Despite the use of the current standard therapy, the prognosis of unresectable hepatocellular carcinoma (HCC) patients is poor, with median survival times of 40 mo in intermediate HCC (Barcelona Clinic Liver Cancer [BCLC] stage B) and 6–8 mo in advanced HCC (BCLC stage C). Although patients with early-stage HCC are usually suitable for therapies with curative intention, up to 70% of patients may manifest disease relapses at 5-year surveillance. Moreover, no treatment has been demonstrated to be useful in the adjuvant setting.

This systematic review described the evidence for atezolizumab/bevacizumab combination therapy vs sorafenib or atezolizumab monotherapies in improving survival outcomes and reducing disease progression in patients with unresectable HCC.

To evaluate the efficacy and safety of atezolizumab/bevacizumab vs sorafenib or atezolizumab alone, in patients with unresectable HCC with non-decompensated liver disease.

A comprehensive literature review of published articles was conducted to identify studies that met our inclusion criteria using relevant mesh terms.
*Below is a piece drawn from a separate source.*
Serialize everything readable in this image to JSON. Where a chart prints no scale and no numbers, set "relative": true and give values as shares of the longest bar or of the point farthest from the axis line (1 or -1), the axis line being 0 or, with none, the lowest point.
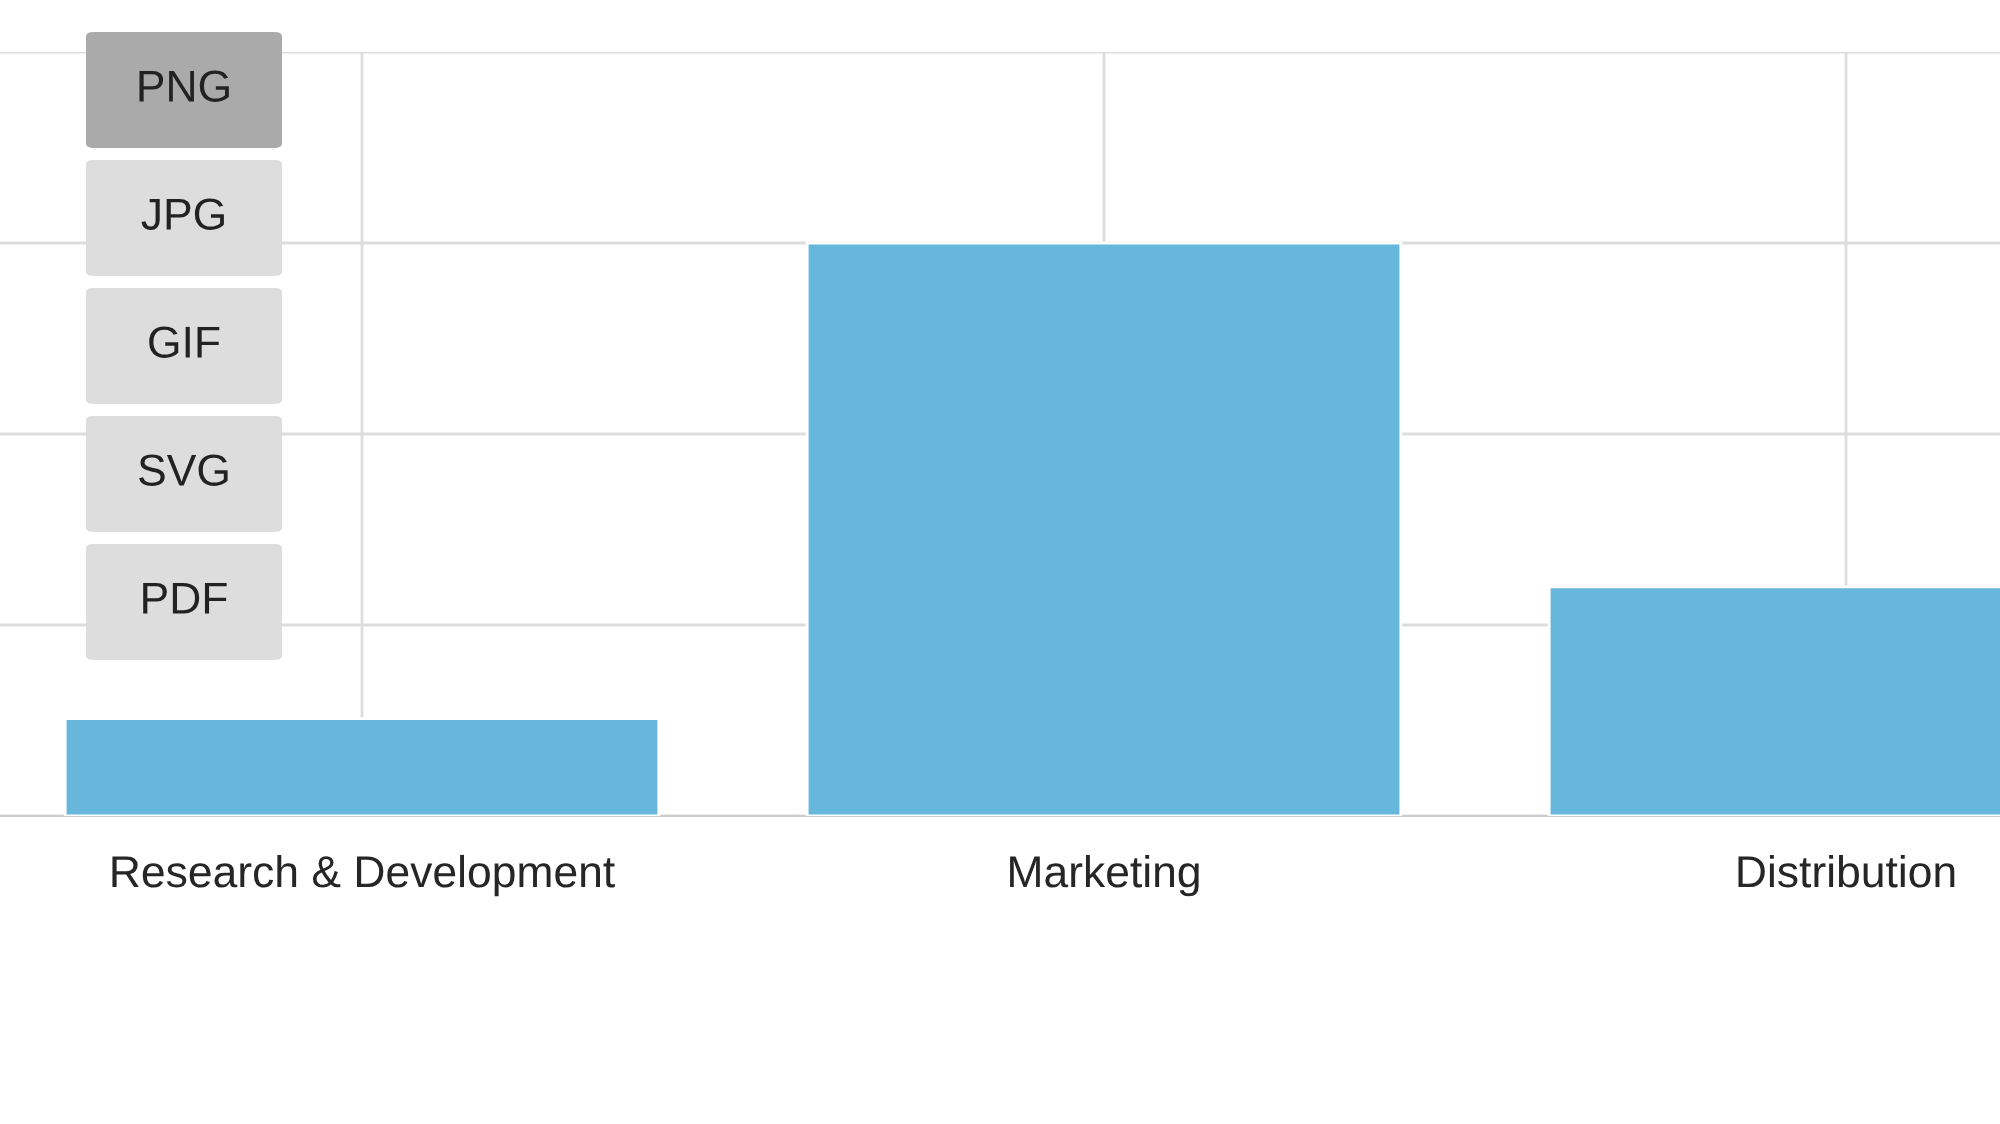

This systematic review was performed according to the Preferred Reporting Items for Systematic Reviews and Meta-Analyses guidelines and we assessed for risk of bias using the Cochrane ROB tool and Sevis tool to create the traffic light plots and summary plots.

There was an improvement in overall tumor response, reduction of disease progression, and longer progression-free survival in the atezolizumab/bevacizumab group compared to the monotherapy of either sorafenib or atezolizumab.

This study confirms that combination treatment of atezolizumab plus bevacizumab could be a promising alternative to the standard of care sorafenib as a first-line treatment in patients with unresectable HCC and non-decompensated liver disease.

Given the scarcity of randomized controlled trials specifically focusing on this therapeutic strategy, further research is needed to strengthen the current evidence. Two completed clinical trials were analyzed in this research; however, this review will be updated upon the completion of two ongoing trials. Moreover, further evaluation regarding the cost-effectiveness of combination therapy vs monotherapy is still needed valuable information.